2a. Apple Push Notification service (APNs)
Pega Mobile Client uses the HTTP/2 API connection method.
| Endpoint | Port | Protocol | Notes |
|---|---|---|---|
api.push.apple.com |
443 | HTTPS / HTTP/2 | Production |
*.push.apple.com |
2197 | HTTPS | Alternative port (if 443 is blocked by proxy) |
Apple documentation for reference: https://support.apple.com/en-sa/101555#apns
APNs certificate requirements:
- Your Pega Platform server’s JVM must trust the APNs TLS certificate chain. This is normally covered by the default JVM truststore.
- Your APNs push certificate (uploaded in Pega Mobile Channel configuration) must be valid and not expired
- Push certificates must match the App ID / Bundle ID of your built app
2b. Google Firebase Cloud Messaging (FCM)
FCM uses OAuth 2.0 service account tokens.
| Endpoint | Port | Protocol | Notes |
|---|---|---|---|
fcm.googleapis.com |
443 | HTTPS | Main FCM endpoint (HTTP v1 API) |
accounts.google.com |
443 | HTTPS | OAuth 2.0 token endpoint (FCM uses service account auth) |
Google documentation for reference: Google FCM network configuration
Summary: Full Egress Rule Set
| Destination | Port | Direction | Required for |
|---|---|---|---|
mobilebuildserver.pega.com |
443 | Outbound | App builds |
s3.eu-north-1.amazonaws.com |
443 | Outbound | Binary downloads post-build |
api.push.apple.com |
443 | Outbound | iOS push notifications (production) |
*.push.apple.com |
2197 | Outbound | iOS push notifications (alt port) |
fcm.googleapis.com |
443 | Outbound | Android push notifications |
accounts.google.com |
443 | Outbound | FCM token refresh (OAuth 2.0) |
All rules apply to outbound TCP from Pega Platform server. No inbound rules required for any of these services.
Common Pitfalls
1. SSL inspection breaking MBS connectivity
Symptom: PKIX path building failed or BuildServerConnectionException: Can't connect to build server because of i/o error
Fix: Add proxy CA cert to JVM truststore, or create SSL inspection bypass for MBS/S3 endpoints.

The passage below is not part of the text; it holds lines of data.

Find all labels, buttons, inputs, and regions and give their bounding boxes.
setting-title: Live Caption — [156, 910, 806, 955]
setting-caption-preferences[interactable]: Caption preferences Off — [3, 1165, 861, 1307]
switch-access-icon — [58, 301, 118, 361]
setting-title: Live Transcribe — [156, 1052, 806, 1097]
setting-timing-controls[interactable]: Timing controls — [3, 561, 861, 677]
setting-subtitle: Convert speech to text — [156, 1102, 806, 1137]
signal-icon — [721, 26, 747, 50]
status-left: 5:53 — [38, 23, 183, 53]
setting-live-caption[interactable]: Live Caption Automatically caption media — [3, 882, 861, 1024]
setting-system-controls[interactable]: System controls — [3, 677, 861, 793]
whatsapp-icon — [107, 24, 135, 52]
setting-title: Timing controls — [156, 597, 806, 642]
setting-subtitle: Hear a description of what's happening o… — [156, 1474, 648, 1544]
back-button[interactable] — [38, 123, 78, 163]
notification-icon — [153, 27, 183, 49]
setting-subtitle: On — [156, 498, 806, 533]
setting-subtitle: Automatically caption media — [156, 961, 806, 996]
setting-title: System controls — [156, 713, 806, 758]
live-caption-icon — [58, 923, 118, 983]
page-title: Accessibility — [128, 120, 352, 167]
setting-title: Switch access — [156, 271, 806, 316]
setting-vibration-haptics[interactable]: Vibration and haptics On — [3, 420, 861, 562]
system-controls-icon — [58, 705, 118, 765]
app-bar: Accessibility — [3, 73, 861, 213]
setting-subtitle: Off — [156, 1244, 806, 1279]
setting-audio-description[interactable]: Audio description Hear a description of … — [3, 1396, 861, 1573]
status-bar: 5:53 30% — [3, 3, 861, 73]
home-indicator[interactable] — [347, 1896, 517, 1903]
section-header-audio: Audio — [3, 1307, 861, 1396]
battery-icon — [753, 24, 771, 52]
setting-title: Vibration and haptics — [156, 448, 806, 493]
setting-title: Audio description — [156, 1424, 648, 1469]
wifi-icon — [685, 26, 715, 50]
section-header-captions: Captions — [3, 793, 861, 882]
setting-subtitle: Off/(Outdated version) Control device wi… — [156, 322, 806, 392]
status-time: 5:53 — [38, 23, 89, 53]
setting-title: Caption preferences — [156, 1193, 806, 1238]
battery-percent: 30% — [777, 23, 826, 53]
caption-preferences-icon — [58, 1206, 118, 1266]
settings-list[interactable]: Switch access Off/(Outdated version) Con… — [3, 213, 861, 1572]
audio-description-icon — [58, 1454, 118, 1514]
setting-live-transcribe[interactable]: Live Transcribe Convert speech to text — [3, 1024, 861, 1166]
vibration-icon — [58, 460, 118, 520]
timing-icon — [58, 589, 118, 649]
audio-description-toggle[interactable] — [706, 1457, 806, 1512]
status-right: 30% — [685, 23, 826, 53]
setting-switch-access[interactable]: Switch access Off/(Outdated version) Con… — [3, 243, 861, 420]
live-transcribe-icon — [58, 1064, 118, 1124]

2. Using HTTP instead of HTTPS for MBS
Symptom: Silent connection drop — no error, no response
Fix: Verify pega/mobilebuild/baseurl DSS is set to https://mobilebuildserver.pega.com/buildserver (not http://).
3. IP-based firewall rules becoming stale
Symptom: Builds suddenly stop working after working fine for months
Fix: Switch to hostname-based rules. If IP-based rules are mandatory, schedule quarterly reviews using the dig and curl commands above.
4. FCM token refresh blocked
Symptom: Android push notifications fail silently or with auth errors
Fix: Ensure accounts.google.com:443 is open — FCM service account tokens expire and must be refreshed periodically.
5. Expired APNs certificate
Symptom: iOS push notifications stop working, no firewall change
Fix: APNs certificates expire annually. Rotate via your Apple Developer account and re-upload in Pega Mobile Channel configuration.